Oleh : Rayani umma Aqila
wacana-edukasi.com, Kebijakan pemerintah yang melarang mudik pada hari Idul Fitri namun membuka kembali tempat wisata seolah tidak memprediksi membludaknya pengunjung hingga membingungkan masyarakat. Seperti membludaknya wisatawan ke Pantai Ancol, Jakarta mencapai sekitar 39 ribu orang. Banyaknya wisatawan di Ancol menjadi kekhawatiran bakal memicu lonjakan klaster baru penyebaran Covid-19. Tempat wisata Ancol pun menjadi perbincangan di media sosial. Banyak netizen yang kemudian berkomentar membandingkan kerumunan wisatawan yang mandi di Pantai Ancol, hampir serupa yang terjadi di negara India dalam melakukan penyucian diri dengan mandi di Sungai Gangga dan pada akhirnya memicu munculnya lonjakan Covid-19. Warganet pun tak habis pikir sebab di satu sisi Pemprov DKI membuka Pantai Ancol untuk umum pada hari Lebaran. Namun, melarang ziarah kubur dalam kebijakannya, sindonews.com, (16 Mei 2021).

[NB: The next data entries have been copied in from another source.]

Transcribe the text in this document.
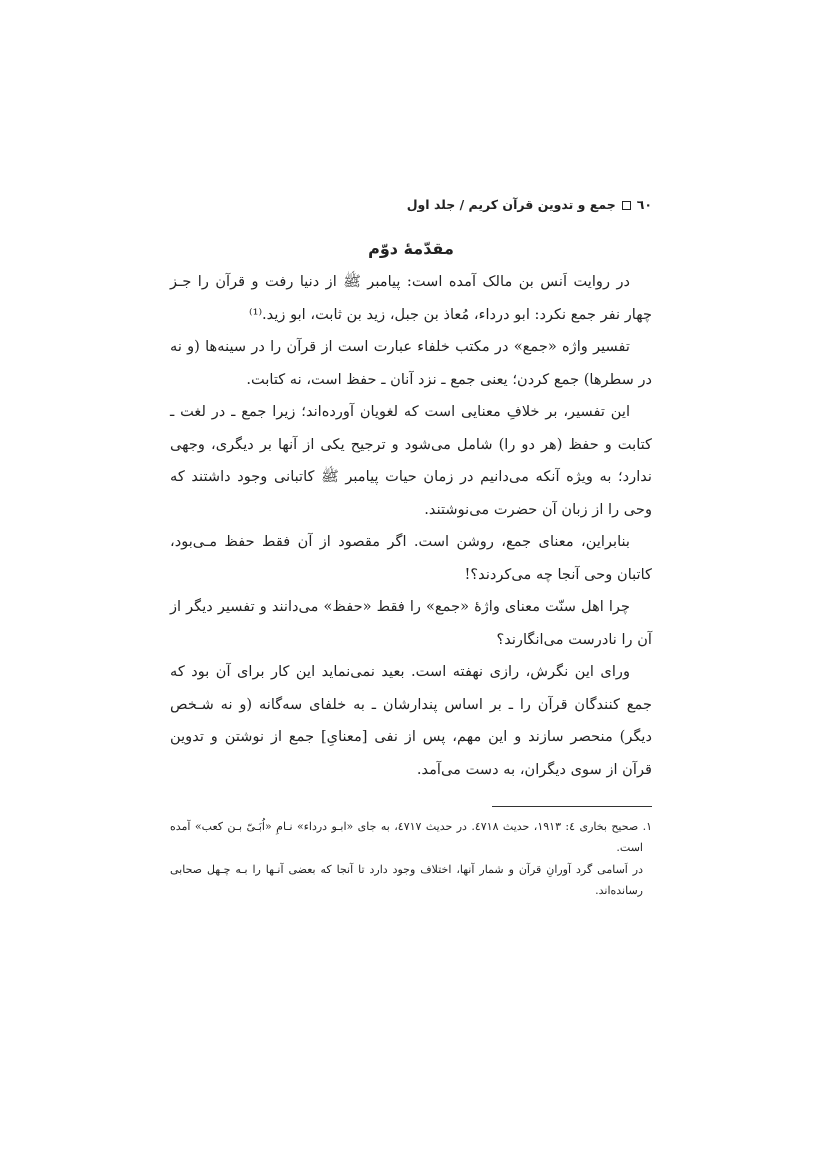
٦٠جمع و تدوین قرآن کریم / جلد اول
مقدّمهٔ دوّم

در روایت اَنس بن مالک آمده است: پیامبر ﷺ از دنیا رفت و قرآن را جـز چهار نفر جمع نکرد: ابو درداء، مُعاذ بن جبل، زید بن ثابت، ابو زید.⁽¹⁾

تفسیر واژه «جمع» در مکتب خلفاء عبارت است از قرآن را در سینه‌ها (و نه در سطرها) جمع کردن؛ یعنی جمع ـ نزد آنان ـ حفظ است، نه کتابت.

این تفسیر، بر خلافِ معنایی است که لغویان آورده‌اند؛ زیرا جمع ـ در لغت ـ کتابت و حفظ (هر دو را) شامل می‌شود و ترجیح یکی از آنها بر دیگری، وجهی ندارد؛ به ویژه آنکه می‌دانیم در زمان حیات پیامبر ﷺ کاتبانی وجود داشتند که وحی را از زبان آن حضرت می‌نوشتند.

بنابراین، معنای جمع، روشن است. اگر مقصود از آن فقط حفظ مـی‌بود، کاتبان وحی آنجا چه می‌کردند؟!

چرا اهل سنّت معنای واژهٔ «جمع» را فقط «حفظ» می‌دانند و تفسیر دیگر از آن را نادرست می‌انگارند؟

ورای این نگرش، رازی نهفته است. بعید نمی‌نماید این کار برای آن بود که جمع کنندگان قرآن را ـ بر اساس پندارشان ـ به خلفای سه‌گانه (و نه شـخص دیگر) منحصر سازند و این مهم، پس از نفی [معنایِ] جمع از نوشتن و تدوین قرآن از سوی دیگران، به دست می‌آمد.

١. صحیح بخاری ٤: ١٩١٣، حدیث ٤٧١٨. در حدیث ٤٧١٧، به جای «ابـو درداء» نـامِ «اُبَـیّ بـن کعب» آمده است.

در اَسامی گرد آورانِ قرآن و شمار آنها، اختلاف وجود دارد تا آنجا که بعضی آنـها را بـه چـهل صحابی رسانده‌اند.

Sebelumnya pada hari Lebaran, kebijakan pemerintah tak menetapkan penutupan lokasi wisata menjadi perbincangan publik. Namun, diberlakukan larangan mudik. Kebijakan ini dikeluarkan untuk nencegah adanya lonjakan virus covid-19. Mudik yang merupakan tradisi tahunan menjadi kekhawatiran penularan virus covid-19 dalam skala yang massif. Dibukanya tempat wisata diserbu warga sejak Idul Fitri, beberapa tempat wisata penuh dengan pengunjung, yang tidak memenuhi prokes, kompas.com, (16 /5/ 2021)
Sementara itu para ahli kesehatan yaitu pakar epidemiolog, sudah memperingatkan dibukanya tempat wisata oleh pemerintah pada hari libur Lebaran adalah kebijakan yang kontra produktif terhadap upaya pencegahan penularan virus covid- 19. Seperti diketahuir virus corona menjadi yang utama tingkat penyebaran pandemi Covid-19, seperti di India. Harapan agar situasi Covid-19 di Indonesia sesudah Lebaran tak seperti negara India, terus diupayakan. Pemerintah di daerah memutuskan untuk menutup sementara akibat membludaknya pengunjung di berbagai tempat wisata. Seperti Ancol, Taman Margasatwa Ragunan, Taman Mini Indonesia Indah, Pantai Pangandaran, Pantai Carita dan Ciwidey.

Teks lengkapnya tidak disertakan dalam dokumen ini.